The tremendous surge in salaries has only exacerbated the situation for today's athletes, House maintains. He is convinced there is a need for guidance for athletes.
Others agree. Even the leagues are trying to help. Several teams conduct lifestyle educational programs for their athletes. The biggest source of help is coming from player unions.
"We've all heard the horror stories," said Alex English, a former basketball star, now director of player programs with the National Basketball Players Association.
"They've been documented. That's why we are working now on developing programs designed to eliminate a lot of the things we've heard about. It's an area we're focusing on," said English.
"There are many instances where players have had long careers, but ended up with nothing to show for it," said Doug Allen, a former NFL linebacker who serves as assistant executive director of the National Football League Players Association.
"There's all sorts of pressure today that we didn't have to face 20 years ago. Now, with the money players get coming out of college, the pressure is there immediately."
Allen says helping players is something Mike Kenn, president of the NFLPA, has made a real priority.
"Every year we've tried to do more and more in arming our players to make smart investment decisions. We stress that players should be conservative, should not live on all they make; that they should save as much as possible."
Donald Fehr, executive director of the Major League Baseball Players Association, said his group five years ago launched a program aimed at helping players handle their money. It did not last.
"The players just weren't interested," Fehr said. "There's this tendency to say that, `Yeah, I know some planning should be done, some education should be done, but it doesn't have to be done now. It can be done next year, it can be done the year after because I'm going to be playing for however many more years.'
"I don't want to say it's a very serious problem in the sense that the country's going to collapse tomorrow if we don't do something about it, but it's one which affects lots and lots and lots of professional athletes."
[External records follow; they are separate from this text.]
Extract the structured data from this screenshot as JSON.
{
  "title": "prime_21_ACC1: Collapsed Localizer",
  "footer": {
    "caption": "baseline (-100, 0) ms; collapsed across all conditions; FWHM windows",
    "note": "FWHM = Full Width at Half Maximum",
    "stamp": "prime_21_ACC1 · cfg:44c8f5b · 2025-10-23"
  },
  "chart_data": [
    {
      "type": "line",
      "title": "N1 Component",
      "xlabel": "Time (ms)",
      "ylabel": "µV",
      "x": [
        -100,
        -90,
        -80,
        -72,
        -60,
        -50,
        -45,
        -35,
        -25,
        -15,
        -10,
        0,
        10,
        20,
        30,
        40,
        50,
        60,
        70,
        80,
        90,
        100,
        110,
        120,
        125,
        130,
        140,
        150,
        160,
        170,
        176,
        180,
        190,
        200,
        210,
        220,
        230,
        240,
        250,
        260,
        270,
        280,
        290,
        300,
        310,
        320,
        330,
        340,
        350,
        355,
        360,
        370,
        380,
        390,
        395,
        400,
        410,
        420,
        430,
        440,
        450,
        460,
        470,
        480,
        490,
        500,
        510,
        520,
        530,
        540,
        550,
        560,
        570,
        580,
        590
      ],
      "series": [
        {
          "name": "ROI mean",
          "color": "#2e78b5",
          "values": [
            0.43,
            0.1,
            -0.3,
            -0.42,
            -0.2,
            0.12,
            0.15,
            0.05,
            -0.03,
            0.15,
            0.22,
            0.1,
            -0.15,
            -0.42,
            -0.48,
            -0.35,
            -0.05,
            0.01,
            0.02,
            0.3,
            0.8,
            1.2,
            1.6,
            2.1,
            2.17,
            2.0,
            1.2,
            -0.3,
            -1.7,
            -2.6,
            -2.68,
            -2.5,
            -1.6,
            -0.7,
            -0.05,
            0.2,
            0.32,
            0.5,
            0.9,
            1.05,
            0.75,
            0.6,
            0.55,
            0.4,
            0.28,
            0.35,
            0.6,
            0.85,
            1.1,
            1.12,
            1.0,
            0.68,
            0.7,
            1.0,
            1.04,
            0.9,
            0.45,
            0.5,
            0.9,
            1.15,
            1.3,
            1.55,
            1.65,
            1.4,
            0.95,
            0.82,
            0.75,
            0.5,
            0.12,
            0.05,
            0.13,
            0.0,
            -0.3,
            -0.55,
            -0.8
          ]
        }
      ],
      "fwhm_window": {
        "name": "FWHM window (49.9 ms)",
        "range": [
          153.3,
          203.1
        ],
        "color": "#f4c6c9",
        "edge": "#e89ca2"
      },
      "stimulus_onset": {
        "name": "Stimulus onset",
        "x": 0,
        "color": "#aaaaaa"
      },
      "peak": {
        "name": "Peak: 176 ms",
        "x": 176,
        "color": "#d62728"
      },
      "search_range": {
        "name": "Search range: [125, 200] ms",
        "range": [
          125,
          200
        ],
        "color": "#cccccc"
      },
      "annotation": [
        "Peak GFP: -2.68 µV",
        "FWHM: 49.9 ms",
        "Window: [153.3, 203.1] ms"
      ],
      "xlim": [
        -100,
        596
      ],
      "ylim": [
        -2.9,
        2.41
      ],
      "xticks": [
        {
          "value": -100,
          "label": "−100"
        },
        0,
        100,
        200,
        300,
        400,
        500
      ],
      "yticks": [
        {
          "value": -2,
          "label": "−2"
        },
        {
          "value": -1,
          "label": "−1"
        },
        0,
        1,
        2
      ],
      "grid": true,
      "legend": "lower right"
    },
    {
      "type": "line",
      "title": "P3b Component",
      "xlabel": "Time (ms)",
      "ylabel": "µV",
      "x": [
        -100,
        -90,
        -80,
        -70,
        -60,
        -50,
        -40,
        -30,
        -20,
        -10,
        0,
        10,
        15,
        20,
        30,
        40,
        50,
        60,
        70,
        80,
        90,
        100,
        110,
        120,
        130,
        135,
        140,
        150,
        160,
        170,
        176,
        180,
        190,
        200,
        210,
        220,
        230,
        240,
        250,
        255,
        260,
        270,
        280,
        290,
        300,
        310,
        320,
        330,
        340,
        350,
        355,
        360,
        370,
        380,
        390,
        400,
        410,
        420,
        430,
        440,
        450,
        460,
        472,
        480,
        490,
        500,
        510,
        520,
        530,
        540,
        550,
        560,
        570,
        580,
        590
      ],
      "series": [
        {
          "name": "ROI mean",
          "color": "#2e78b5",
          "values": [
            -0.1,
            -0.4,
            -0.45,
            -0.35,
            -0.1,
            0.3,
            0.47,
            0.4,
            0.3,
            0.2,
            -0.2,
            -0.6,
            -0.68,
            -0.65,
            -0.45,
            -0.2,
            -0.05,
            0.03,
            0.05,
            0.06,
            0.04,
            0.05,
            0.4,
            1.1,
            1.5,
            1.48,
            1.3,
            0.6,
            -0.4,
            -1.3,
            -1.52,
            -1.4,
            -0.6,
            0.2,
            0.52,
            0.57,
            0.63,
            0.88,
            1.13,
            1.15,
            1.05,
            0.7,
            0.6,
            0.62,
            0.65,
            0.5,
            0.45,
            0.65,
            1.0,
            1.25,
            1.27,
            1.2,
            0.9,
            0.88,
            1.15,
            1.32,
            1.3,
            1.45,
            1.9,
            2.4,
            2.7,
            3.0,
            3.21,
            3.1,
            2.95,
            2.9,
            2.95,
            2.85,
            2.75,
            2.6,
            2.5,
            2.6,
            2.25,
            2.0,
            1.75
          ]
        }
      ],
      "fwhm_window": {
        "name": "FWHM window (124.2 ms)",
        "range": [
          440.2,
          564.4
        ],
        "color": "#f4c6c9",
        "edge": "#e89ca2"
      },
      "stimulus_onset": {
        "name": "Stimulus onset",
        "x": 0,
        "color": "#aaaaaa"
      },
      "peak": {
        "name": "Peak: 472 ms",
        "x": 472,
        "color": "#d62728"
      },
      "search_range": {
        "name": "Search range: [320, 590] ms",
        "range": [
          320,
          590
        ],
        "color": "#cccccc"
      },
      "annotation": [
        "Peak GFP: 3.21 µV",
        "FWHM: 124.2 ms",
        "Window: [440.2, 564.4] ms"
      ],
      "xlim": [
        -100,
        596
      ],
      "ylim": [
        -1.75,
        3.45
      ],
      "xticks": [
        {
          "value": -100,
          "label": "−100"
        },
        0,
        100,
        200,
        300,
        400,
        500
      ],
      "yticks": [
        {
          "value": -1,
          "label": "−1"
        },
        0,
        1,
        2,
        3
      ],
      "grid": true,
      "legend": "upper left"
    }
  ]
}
Athletes often talk about how the process has changed, how it has gone from being a game to a business. But they have not necessarily become better businessmen.
"The very people who are earning the money are the ones least prepared to handle it," Fehr said.
Union efforts to better educate their members and the efforts of people like House is a start. But the process still has a long way to go.
"Five years ago, maybe five percent of the players were interested (in financial and post-career programs organized by the union)," Fehr said. "Today, maybe 25 percent."